To deal with that, there is a memorandum circulating to all state senate members from Sen. Wayne D. Fontana, D-Brookline, and Sen. Guy Reschenthaler, R-37, asking for co-sponsors to a future bill that would increase the allocation for the NAP. It says in part that “with the change in the economic situation over the last several years, tax credit programs have become a more attractive resource for organizations and businesses looking to perform community based improvement programs.” Despite the NAP’s historical cap on tax credits, the DCED received over 200 applications totaling close to $35 million in requests. So this legislation would increase NAP funding to $36 million.
Heidi Havens, a spokesperson for the DCED, wrote in an email that it is common for DCED’s tax credit programs including NAP to be regularly oversubscribed. There are always more applications than there is funding. DCED says fiscal impacts to the overall state budget need to be taken into consideration before funding changes are made to any program.
Keystone Opportunity Zones
Recent news reports around Pennsylvania have signaled that the Keystone Opportunity Zone program could be in jeopardy.
A Keystone Opportunity Zone is land designated by local communities and approved by the state, as part of an economic development incentive program. The program aims to spur revitalization of abandoned or blighted properties by exempting their owners from local and state taxes.
Governor Wolf signed legislation expanding the program last summer, but his administration says the state can't afford new tax breaks.
"This is about money, and the state is strapped," said Jeff Sheridan, the governor's spokesman.
The DCED did receive a total of four KOZ applications for new zone designations statewide. Those include the city of Philadelphia, Chester County, Elk County and Clearfield County. All were denied. One application does cover multiple sites however. For example, Philadelphia submitted one application but was hoping for KOZ designations for more than 80 properties throughout the city.

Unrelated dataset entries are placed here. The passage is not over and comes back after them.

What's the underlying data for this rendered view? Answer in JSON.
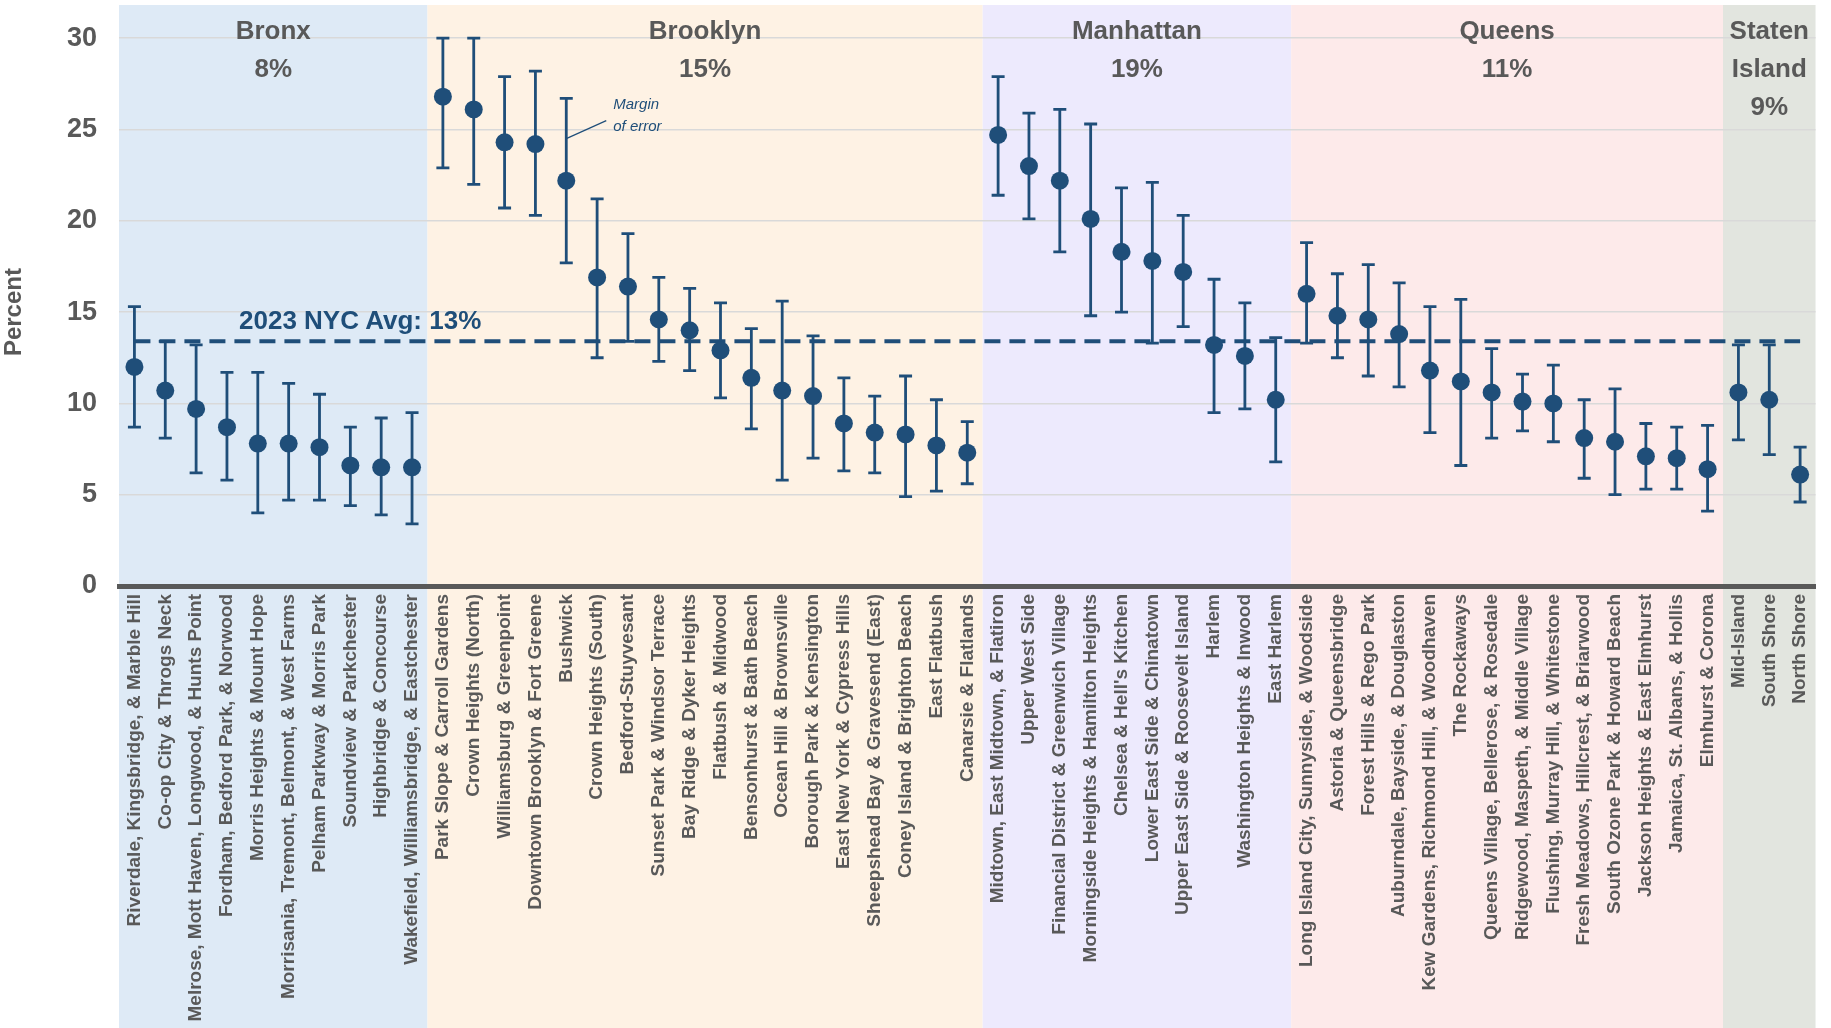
{
  "chart_data": {
    "type": "scatter",
    "ylabel": "Percent",
    "categories": [
      "Riverdale, Kingsbridge, & Marble Hill",
      "Co-op City & Throgs Neck",
      "Melrose, Mott Haven, Longwood, & Hunts Point",
      "Fordham, Bedford Park, & Norwood",
      "Morris Heights & Mount Hope",
      "Morrisania, Tremont, Belmont, & West Farms",
      "Pelham Parkway & Morris Park",
      "Soundview & Parkchester",
      "Highbridge & Concourse",
      "Wakefield, Williamsbridge, & Eastchester",
      "Park Slope & Carroll Gardens",
      "Crown Heights (North)",
      "Williamsburg & Greenpoint",
      "Downtown Brooklyn & Fort Greene",
      "Bushwick",
      "Crown Heights (South)",
      "Bedford-Stuyvesant",
      "Sunset Park & Windsor Terrace",
      "Bay Ridge & Dyker Heights",
      "Flatbush & Midwood",
      "Bensonhurst & Bath Beach",
      "Ocean Hill & Brownsville",
      "Borough Park & Kensington",
      "East New York & Cypress Hills",
      "Sheepshead Bay & Gravesend (East)",
      "Coney Island & Brighton Beach",
      "East Flatbush",
      "Canarsie & Flatlands",
      "Midtown, East Midtown, & Flatiron",
      "Upper West Side",
      "Financial District & Greenwich Village",
      "Morningside Heights & Hamilton Heights",
      "Chelsea & Hell's Kitchen",
      "Lower East Side & Chinatown",
      "Upper East Side & Roosevelt Island",
      "Harlem",
      "Washington Heights & Inwood",
      "East Harlem",
      "Long Island City, Sunnyside, & Woodside",
      "Astoria & Queensbridge",
      "Forest Hills & Rego Park",
      "Auburndale, Bayside, & Douglaston",
      "Kew Gardens, Richmond Hill, & Woodhaven",
      "The Rockaways",
      "Queens Village, Bellerose, & Rosedale",
      "Ridgewood, Maspeth, & Middle Village",
      "Flushing, Murray Hill, & Whitestone",
      "Fresh Meadows, Hillcrest, & Briarwood",
      "South Ozone Park & Howard Beach",
      "Jackson Heights & East Elmhurst",
      "Jamaica, St. Albans, & Hollis",
      "Elmhurst & Corona",
      "Mid-Island",
      "South Shore",
      "North Shore"
    ],
    "series": [
      {
        "color": "#1f4e79",
        "values": [
          12.0,
          10.7,
          9.7,
          8.7,
          7.8,
          7.8,
          7.6,
          6.6,
          6.5,
          6.5,
          26.8,
          26.1,
          24.3,
          24.2,
          22.2,
          16.9,
          16.4,
          14.6,
          14.0,
          12.9,
          11.4,
          10.7,
          10.4,
          8.9,
          8.4,
          8.3,
          7.7,
          7.3,
          24.7,
          23.0,
          22.2,
          20.1,
          18.3,
          17.8,
          17.2,
          13.2,
          12.6,
          10.2,
          16.0,
          14.8,
          14.6,
          13.8,
          11.8,
          11.2,
          10.6,
          10.1,
          10.0,
          8.1,
          7.9,
          7.1,
          7.0,
          6.4,
          10.6,
          10.2,
          6.1
        ],
        "errors": [
          [
            8.7,
            15.3
          ],
          [
            8.1,
            13.4
          ],
          [
            6.2,
            13.2
          ],
          [
            5.8,
            11.7
          ],
          [
            4.0,
            11.7
          ],
          [
            4.7,
            11.1
          ],
          [
            4.7,
            10.5
          ],
          [
            4.4,
            8.7
          ],
          [
            3.9,
            9.2
          ],
          [
            3.4,
            9.5
          ],
          [
            22.9,
            30.0
          ],
          [
            22.0,
            30.0
          ],
          [
            20.7,
            27.9
          ],
          [
            20.3,
            28.2
          ],
          [
            17.7,
            26.7
          ],
          [
            12.5,
            21.2
          ],
          [
            13.4,
            19.3
          ],
          [
            12.3,
            16.9
          ],
          [
            11.8,
            16.3
          ],
          [
            10.3,
            15.5
          ],
          [
            8.6,
            14.1
          ],
          [
            5.8,
            15.6
          ],
          [
            7.0,
            13.7
          ],
          [
            6.3,
            11.4
          ],
          [
            6.2,
            10.4
          ],
          [
            4.9,
            11.5
          ],
          [
            5.2,
            10.2
          ],
          [
            5.6,
            9.0
          ],
          [
            21.4,
            27.9
          ],
          [
            20.1,
            25.9
          ],
          [
            18.3,
            26.1
          ],
          [
            14.8,
            25.3
          ],
          [
            15.0,
            21.8
          ],
          [
            13.3,
            22.1
          ],
          [
            14.2,
            20.3
          ],
          [
            9.5,
            16.8
          ],
          [
            9.7,
            15.5
          ],
          [
            6.8,
            13.6
          ],
          [
            13.3,
            18.8
          ],
          [
            12.5,
            17.1
          ],
          [
            11.5,
            17.6
          ],
          [
            10.9,
            16.6
          ],
          [
            8.4,
            15.3
          ],
          [
            6.6,
            15.7
          ],
          [
            8.1,
            13.0
          ],
          [
            8.5,
            11.6
          ],
          [
            7.9,
            12.1
          ],
          [
            5.9,
            10.2
          ],
          [
            5.0,
            10.8
          ],
          [
            5.3,
            8.9
          ],
          [
            5.3,
            8.7
          ],
          [
            4.1,
            8.8
          ],
          [
            8.0,
            13.2
          ],
          [
            7.2,
            13.2
          ],
          [
            4.6,
            7.6
          ]
        ]
      }
    ],
    "ylim": [
      0,
      30
    ],
    "yticks": [
      0,
      5,
      10,
      15,
      20,
      25,
      30
    ],
    "grid": "y",
    "marker": "circle",
    "ref_lines": [
      {
        "axis": "y",
        "value": 13.4,
        "label": "2023 NYC Avg: 13%",
        "color": "#1f4e79",
        "line_style": "dashed"
      }
    ],
    "bands": [
      {
        "axis": "x",
        "from": "Riverdale, Kingsbridge, & Marble Hill",
        "to": "Wakefield, Williamsbridge, & Eastchester",
        "label": "Bronx\n8%",
        "color": "#deeaf6"
      },
      {
        "axis": "x",
        "from": "Park Slope & Carroll Gardens",
        "to": "Canarsie & Flatlands",
        "label": "Brooklyn\n15%",
        "color": "#fef2e4"
      },
      {
        "axis": "x",
        "from": "Midtown, East Midtown, & Flatiron",
        "to": "East Harlem",
        "label": "Manhattan\n19%",
        "color": "#edeafd"
      },
      {
        "axis": "x",
        "from": "Long Island City, Sunnyside, & Woodside",
        "to": "Elmhurst & Corona",
        "label": "Queens\n11%",
        "color": "#fdeaea"
      },
      {
        "axis": "x",
        "from": "Mid-Island",
        "to": "North Shore",
        "label": "Staten Island\n9%",
        "color": "#e2e5df"
      }
    ],
    "annotations": [
      {
        "text": "Margin of error",
        "x": "Bushwick",
        "y": 24.5
      }
    ]
  }
}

There has been some bad press lately surrounding the issue. Heidi Havens, a press office representative for the DCED said the articles aren’t quite right. “Unfortunately, there have been a few articles that we have been working to clarify that have been inaccurate and a bit confusing relative to the Keystone Opportunity Zone program," she said. "The KOZ program is not on hold. Previously approved designations are still eligible to apply for benefits under the program and are still being approved.“
"As of ... January 3, 2017, there have been 592 businesses that have applied and been approved for KOZ benefits statewide for the 2016 calendar year," said Havens. "And additional businesses could be approved to receive benefits as the KOZ year is not officially closed until late February 2017.”